Three countries, Canada, Australia and New Zealand, accounted for 83 per cent of US beef imports in 2010. The biggest drop in imports was in shipments of beef from Australia. They were down 225 million pounds compared to 2009.

The value of beef exports ($3.5 billion) exceeded the value of beef imports by $700 million. The value of beef exports were up $858 million compared to 2009. Last year we exported $105 worth of beef for each head of cattle slaughtered, up from $78/head in 2009. We exported more beef than we imported in only four months of 2010, but they were the last four. This bodes well for continued strong beef exports in 2011.

The boxed beef cutout value was lower this week. On Friday morning, the choice boxed beef carcass cutout value was $166.96/cwt, down $1.17 for the week. The select cutout was down $1.72 from the previous Friday to $166.23 per hundred pounds of carcass weight. The narrow spread between choice and select was negative earlier in the week.

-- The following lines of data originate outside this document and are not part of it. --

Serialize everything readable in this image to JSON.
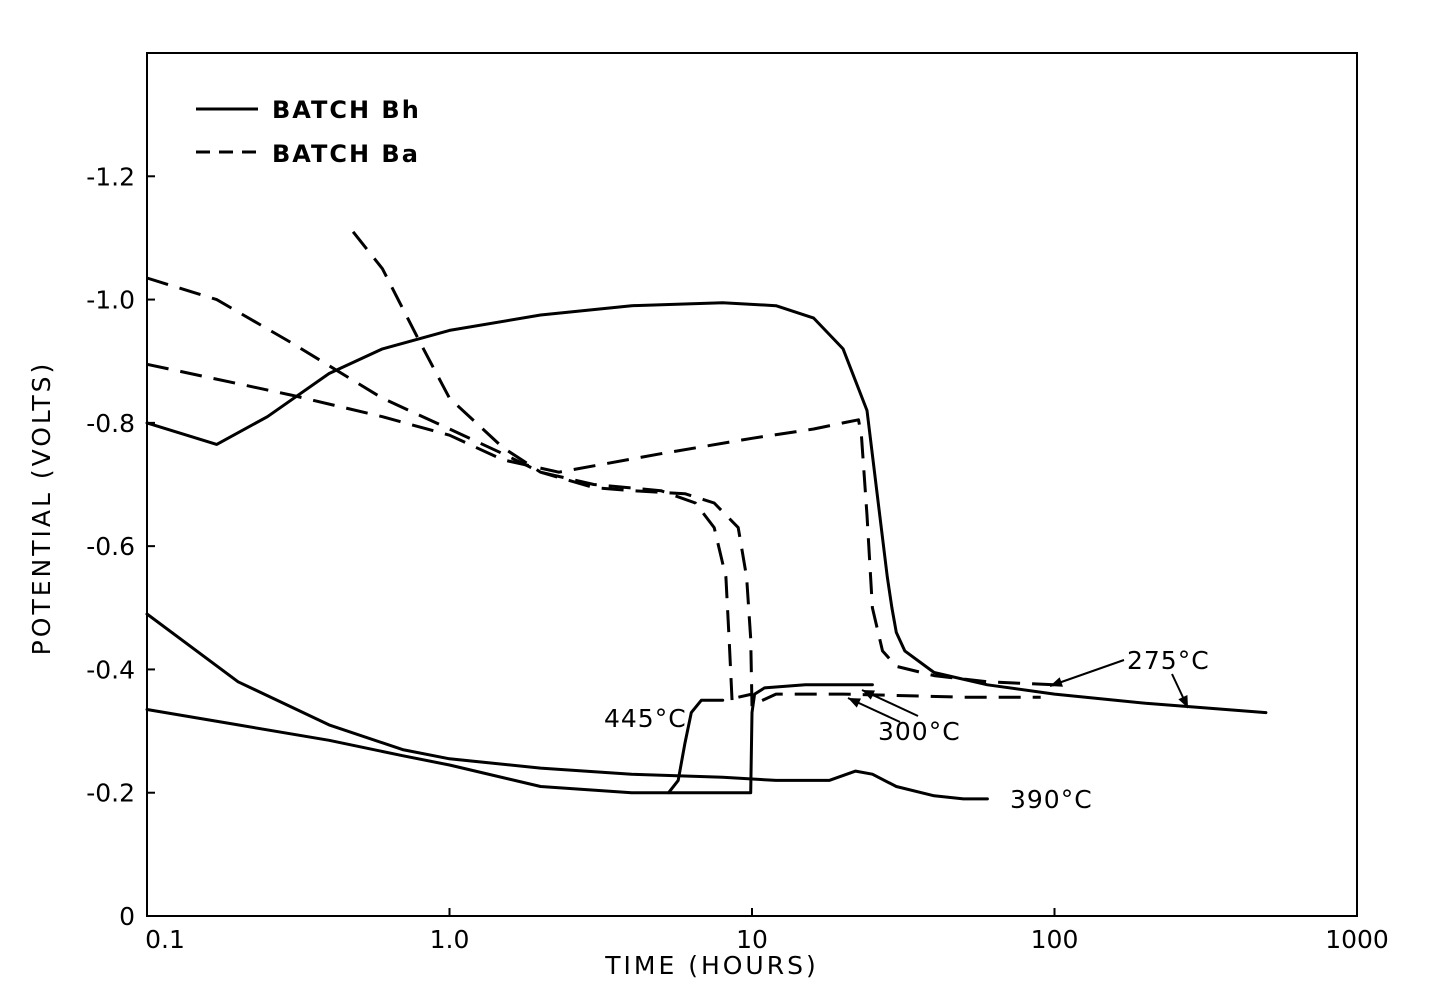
{
  "chart_data": {
    "type": "line",
    "title": "",
    "xlabel": "TIME (HOURS)",
    "ylabel": "POTENTIAL (VOLTS)",
    "x_scale": "log",
    "xlim": [
      0.1,
      1000
    ],
    "ylim": [
      0,
      -1.4
    ],
    "x_ticks": [
      "0.1",
      "1.0",
      "10",
      "100",
      "1000"
    ],
    "y_ticks": [
      "0",
      "-0.2",
      "-0.4",
      "-0.6",
      "-0.8",
      "-1.0",
      "-1.2"
    ],
    "grid": false,
    "legend_position": "top-left",
    "legend": [
      {
        "label": "BATCH Bh",
        "style": "solid"
      },
      {
        "label": "BATCH Ba",
        "style": "dashed"
      }
    ],
    "annotations": [
      "275°C",
      "300°C",
      "390°C",
      "445°C"
    ],
    "series": [
      {
        "batch": "BATCH Bh",
        "style": "solid",
        "temperature": "275°C",
        "x": [
          0.1,
          0.17,
          0.25,
          0.4,
          0.6,
          1.0,
          2.0,
          4.0,
          8.0,
          12,
          16,
          20,
          24,
          26,
          28,
          29,
          30,
          32,
          40,
          60,
          100,
          200,
          500
        ],
        "y": [
          -0.8,
          -0.765,
          -0.81,
          -0.88,
          -0.92,
          -0.95,
          -0.975,
          -0.99,
          -0.995,
          -0.99,
          -0.97,
          -0.92,
          -0.82,
          -0.68,
          -0.55,
          -0.5,
          -0.46,
          -0.43,
          -0.395,
          -0.375,
          -0.36,
          -0.345,
          -0.33
        ]
      },
      {
        "batch": "BATCH Ba",
        "style": "dashed",
        "temperature": "275°C",
        "x": [
          0.1,
          0.3,
          0.6,
          1.0,
          1.5,
          2.3,
          5.0,
          10,
          16,
          20,
          22.5,
          23,
          24,
          25,
          27,
          30,
          40,
          60,
          100
        ],
        "y": [
          -0.895,
          -0.845,
          -0.81,
          -0.78,
          -0.74,
          -0.72,
          -0.75,
          -0.775,
          -0.79,
          -0.8,
          -0.805,
          -0.78,
          -0.65,
          -0.5,
          -0.43,
          -0.405,
          -0.39,
          -0.38,
          -0.375
        ]
      },
      {
        "batch": "BATCH Bh",
        "style": "solid",
        "temperature": "300°C",
        "x": [
          0.1,
          0.2,
          0.4,
          0.7,
          1.0,
          2.0,
          4.0,
          6.0,
          8.0,
          9.0,
          9.5,
          9.9,
          10,
          10.2,
          11,
          15,
          20,
          25
        ],
        "y": [
          -0.335,
          -0.31,
          -0.285,
          -0.26,
          -0.245,
          -0.21,
          -0.2,
          -0.2,
          -0.2,
          -0.2,
          -0.2,
          -0.2,
          -0.33,
          -0.36,
          -0.37,
          -0.375,
          -0.375,
          -0.375
        ]
      },
      {
        "batch": "BATCH Ba",
        "style": "dashed",
        "temperature": "300°C",
        "x": [
          0.48,
          0.6,
          0.8,
          1.0,
          1.5,
          2.0,
          3.0,
          4.0,
          6.0,
          7.5,
          9.0,
          9.6,
          9.9,
          10,
          10.3,
          12,
          20,
          50,
          90
        ],
        "y": [
          -1.11,
          -1.05,
          -0.93,
          -0.84,
          -0.76,
          -0.72,
          -0.695,
          -0.69,
          -0.685,
          -0.67,
          -0.63,
          -0.55,
          -0.45,
          -0.34,
          -0.345,
          -0.36,
          -0.36,
          -0.355,
          -0.355
        ]
      },
      {
        "batch": "BATCH Ba",
        "style": "dashed",
        "temperature": "390°C",
        "x": [
          0.1,
          0.17,
          0.3,
          0.6,
          1.0,
          1.5,
          2.0,
          3.0,
          5.0,
          6.5,
          7.5,
          8.2,
          8.4,
          8.6,
          9.0,
          10
        ],
        "y": [
          -1.035,
          -1.0,
          -0.93,
          -0.84,
          -0.79,
          -0.75,
          -0.72,
          -0.7,
          -0.69,
          -0.67,
          -0.63,
          -0.55,
          -0.45,
          -0.345,
          -0.355,
          -0.36
        ]
      },
      {
        "batch": "BATCH Bh",
        "style": "solid",
        "temperature": "390°C",
        "x": [
          0.1,
          0.2,
          0.4,
          0.7,
          1.0,
          2.0,
          4.0,
          8.0,
          12,
          18,
          22,
          25,
          30,
          40,
          50,
          60
        ],
        "y": [
          -0.49,
          -0.38,
          -0.31,
          -0.27,
          -0.255,
          -0.24,
          -0.23,
          -0.225,
          -0.22,
          -0.22,
          -0.235,
          -0.23,
          -0.21,
          -0.195,
          -0.19,
          -0.19
        ]
      },
      {
        "batch": "BATCH Bh",
        "style": "solid",
        "temperature": "445°C",
        "x": [
          5.3,
          5.7,
          6.0,
          6.3,
          6.8,
          7.5,
          8.0
        ],
        "y": [
          -0.2,
          -0.22,
          -0.28,
          -0.33,
          -0.35,
          -0.35,
          -0.35
        ]
      }
    ]
  }
}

Fed cattle prices were higher this week. The 5-area daily weighted average price for slaughter steers sold through Thursday of this week on a live weight basis was $106.99/cwt, up $1.69 from a week earlier. Steers sold on a dressed weight basis this week averaged $174.89/cwt, $5.35 high than the week before. This week last year, slaughter steer prices averaged $88.79/cwt live and $144.48/cwt dressed.

This week’s cattle slaughter totaled 651,000 head, up 2.2 per cent from the week before and up 4.7 per cent compared to the same week last year. Steer carcass weights averaged 845 pounds during the week ending February 5. That was down 1 pound from the week before but 12 pounds heavier than a year ago.

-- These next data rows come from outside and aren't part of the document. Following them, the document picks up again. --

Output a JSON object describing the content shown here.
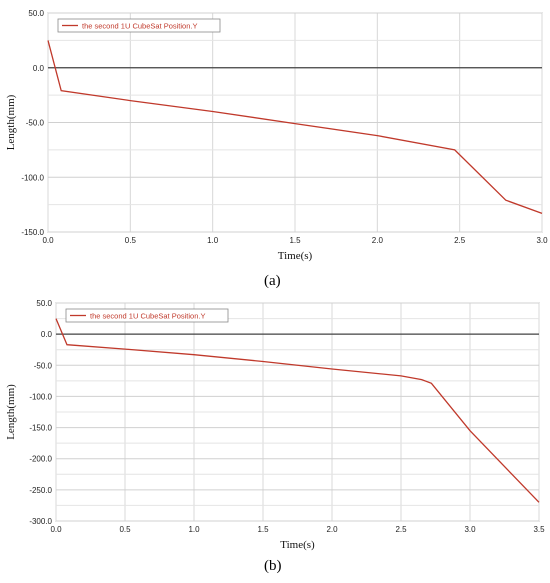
{
  "chart_data": [
    {
      "type": "line",
      "caption": "(a)",
      "xlabel": "Time(s)",
      "ylabel": "Length(mm)",
      "xlim": [
        0.0,
        3.0
      ],
      "ylim": [
        -150.0,
        50.0
      ],
      "xticks": [
        "0.0",
        "0.5",
        "1.0",
        "1.5",
        "2.0",
        "2.5",
        "3.0"
      ],
      "yticks": [
        "50.0",
        "0.0",
        "-50.0",
        "-100.0",
        "-150.0"
      ],
      "xtick_values": [
        0,
        0.5,
        1.0,
        1.5,
        2.0,
        2.5,
        3.0
      ],
      "ytick_values": [
        50,
        0,
        -50,
        -100,
        -150
      ],
      "grid": true,
      "legend_position": "top-left",
      "series": [
        {
          "name": "the second 1U CubeSat Position.Y",
          "color": "#c0392b",
          "x": [
            0.0,
            0.08,
            0.5,
            1.0,
            1.5,
            2.0,
            2.47,
            2.78,
            3.0
          ],
          "y": [
            25,
            -21,
            -30,
            -40,
            -51,
            -62,
            -75,
            -121,
            -133
          ]
        }
      ]
    },
    {
      "type": "line",
      "caption": "(b)",
      "xlabel": "Time(s)",
      "ylabel": "Length(mm)",
      "xlim": [
        0.0,
        3.5
      ],
      "ylim": [
        -300.0,
        50.0
      ],
      "xticks": [
        "0.0",
        "0.5",
        "1.0",
        "1.5",
        "2.0",
        "2.5",
        "3.0",
        "3.5"
      ],
      "yticks": [
        "50.0",
        "0.0",
        "-50.0",
        "-100.0",
        "-150.0",
        "-200.0",
        "-250.0",
        "-300.0"
      ],
      "xtick_values": [
        0,
        0.5,
        1.0,
        1.5,
        2.0,
        2.5,
        3.0,
        3.5
      ],
      "ytick_values": [
        50,
        0,
        -50,
        -100,
        -150,
        -200,
        -250,
        -300
      ],
      "grid": true,
      "legend_position": "top-left",
      "series": [
        {
          "name": "the second 1U CubeSat Position.Y",
          "color": "#c0392b",
          "x": [
            0.0,
            0.08,
            0.5,
            1.0,
            1.5,
            2.0,
            2.5,
            2.65,
            2.72,
            3.0,
            3.5
          ],
          "y": [
            25,
            -17,
            -24,
            -33,
            -44,
            -56,
            -67,
            -73,
            -79,
            -155,
            -270
          ]
        }
      ]
    }
  ]
}
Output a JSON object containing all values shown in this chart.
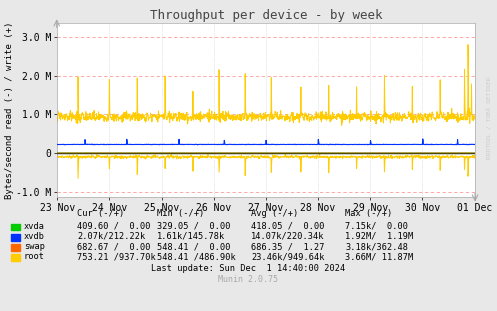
{
  "title": "Throughput per device - by week",
  "ylabel": "Bytes/second read (-) / write (+)",
  "xlabel_ticks": [
    "23 Nov",
    "24 Nov",
    "25 Nov",
    "26 Nov",
    "27 Nov",
    "28 Nov",
    "29 Nov",
    "30 Nov",
    "01 Dec"
  ],
  "ylim": [
    -1150000,
    3350000
  ],
  "yticks": [
    -1000000,
    0,
    1000000,
    2000000,
    3000000
  ],
  "ytick_labels": [
    "-1.0 M",
    "0",
    "1.0 M",
    "2.0 M",
    "3.0 M"
  ],
  "bg_color": "#e8e8e8",
  "plot_bg_color": "#ffffff",
  "grid_color_h": "#ff9999",
  "grid_color_v": "#cccccc",
  "zero_line_color": "#000000",
  "watermark": "RRDTOOL / TOBI OETIKER",
  "munin_version": "Munin 2.0.75",
  "colors": {
    "xvda": "#00cc00",
    "xvdb": "#0033ff",
    "swap": "#ff6600",
    "root": "#ffcc00"
  },
  "legend_headers": [
    "Cur (-/+)",
    "Min (-/+)",
    "Avg (-/+)",
    "Max (-/+)"
  ],
  "legend_rows": [
    [
      "xvda",
      "#00cc00",
      "409.60 /  0.00",
      "329.05 /  0.00",
      "418.05 /  0.00",
      "7.15k/  0.00"
    ],
    [
      "xvdb",
      "#0033ff",
      "2.07k/212.22k",
      "1.61k/145.78k",
      "14.07k/220.34k",
      "1.92M/  1.19M"
    ],
    [
      "swap",
      "#ff6600",
      "682.67 /  0.00",
      "548.41 /  0.00",
      "686.35 /  1.27",
      "3.18k/362.48"
    ],
    [
      "root",
      "#ffcc00",
      "753.21 /937.70k",
      "548.41 /486.90k",
      "23.46k/949.64k",
      "3.66M/ 11.87M"
    ]
  ],
  "last_update": "Last update: Sun Dec  1 14:40:00 2024"
}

Cash bids for feeder cattle around the country this week were steady to $8 higher. Oklahoma City auction prices were $3 to $6 higher with price ranges for medium and large frame #1 steers: 400-450# $159-$167.75, 450-500# $158-$164, 500-550# $147-$160, 550-600# $138.25-$147.50, 600-650# $135-$142, 650-700# $129.50-$137, 700-750# $127.50-$132.50, 750-800# $126.50-$130, and 800-1000# $113.75-$126/cwt.

The February fed cattle futures contract ended the week at $111.05/cwt, up $3.28 from a week ago. The April contracted closed out the week at $115.15/cwt, up $2.45 for the week.